Depends on the temperature of the room the tank will be in. recommendations range from 3 to 5 watts per gallon. I would put two of those heaters in, one at each end.


----------



## HOWsMom (Jan 3, 2012)

My 75g has 2x 100-watt heaters in it, and seems to maintain a nice steady temperature with ease.


----------



## pyrrolin (Jan 11, 2012)

for a 75 I would do the 200 over the 150


----------



## xHarold (Sep 18, 2013)

Today I was visiting some LFS in Scarborough. I asked if they have Eheim Jager(to get a cheaper one than Big Als), but I came across another brand called Ebo Jager. They were telling Ebo is the only Jager heater they carry. My question is. Is this EBO Jagger reliable?

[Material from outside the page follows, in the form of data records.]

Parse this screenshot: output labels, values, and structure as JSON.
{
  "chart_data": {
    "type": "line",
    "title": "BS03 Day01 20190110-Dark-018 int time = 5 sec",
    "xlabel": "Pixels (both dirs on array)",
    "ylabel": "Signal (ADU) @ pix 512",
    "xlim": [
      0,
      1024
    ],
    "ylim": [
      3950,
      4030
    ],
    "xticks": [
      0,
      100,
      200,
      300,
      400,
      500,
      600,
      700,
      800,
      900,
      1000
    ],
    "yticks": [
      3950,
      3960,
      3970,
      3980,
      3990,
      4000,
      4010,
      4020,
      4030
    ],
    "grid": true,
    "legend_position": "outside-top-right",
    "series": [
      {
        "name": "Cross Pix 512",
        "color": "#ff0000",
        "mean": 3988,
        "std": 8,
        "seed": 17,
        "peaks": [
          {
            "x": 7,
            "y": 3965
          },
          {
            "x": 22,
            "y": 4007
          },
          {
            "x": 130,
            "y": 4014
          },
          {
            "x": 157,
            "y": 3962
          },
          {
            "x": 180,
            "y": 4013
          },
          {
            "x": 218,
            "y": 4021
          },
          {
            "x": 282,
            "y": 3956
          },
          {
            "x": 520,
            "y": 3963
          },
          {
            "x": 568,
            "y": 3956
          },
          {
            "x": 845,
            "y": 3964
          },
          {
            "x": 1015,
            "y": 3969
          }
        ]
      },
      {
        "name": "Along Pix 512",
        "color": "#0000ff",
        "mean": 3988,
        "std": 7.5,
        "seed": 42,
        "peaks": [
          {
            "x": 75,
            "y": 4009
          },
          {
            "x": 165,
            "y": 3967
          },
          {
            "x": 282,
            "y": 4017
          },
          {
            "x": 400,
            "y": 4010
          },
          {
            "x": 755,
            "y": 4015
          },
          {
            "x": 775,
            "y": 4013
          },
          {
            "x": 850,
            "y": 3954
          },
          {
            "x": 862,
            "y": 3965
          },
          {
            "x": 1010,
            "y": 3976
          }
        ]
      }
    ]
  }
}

Is there anyone using them here?


----------



## BillD (Jun 5, 2006)

The EBO was the original, later became Eheim. Sounds like old stock, but many claim the original is superior to the Eheim version.


----------



## exv152 (Dec 1, 2012)

Ebo jager was bought by Eheim back in like 2005/06. But they were better quality than the eheim jagers replacements. But I'd be pretty skeptical of buying a ebo-jager in 2014. How old is that stock?


----------



## bob123 (Dec 31, 2009)

From personal experience I would go with 2x150 heaters, I use Fluval M 150's. I have just picked up a Fluval E heater at the Sarnia auction and have been using it for about a month and find it excellent, easy to set and displays water temperature and lets you know when it shuts down and won't over heat your tank.


----------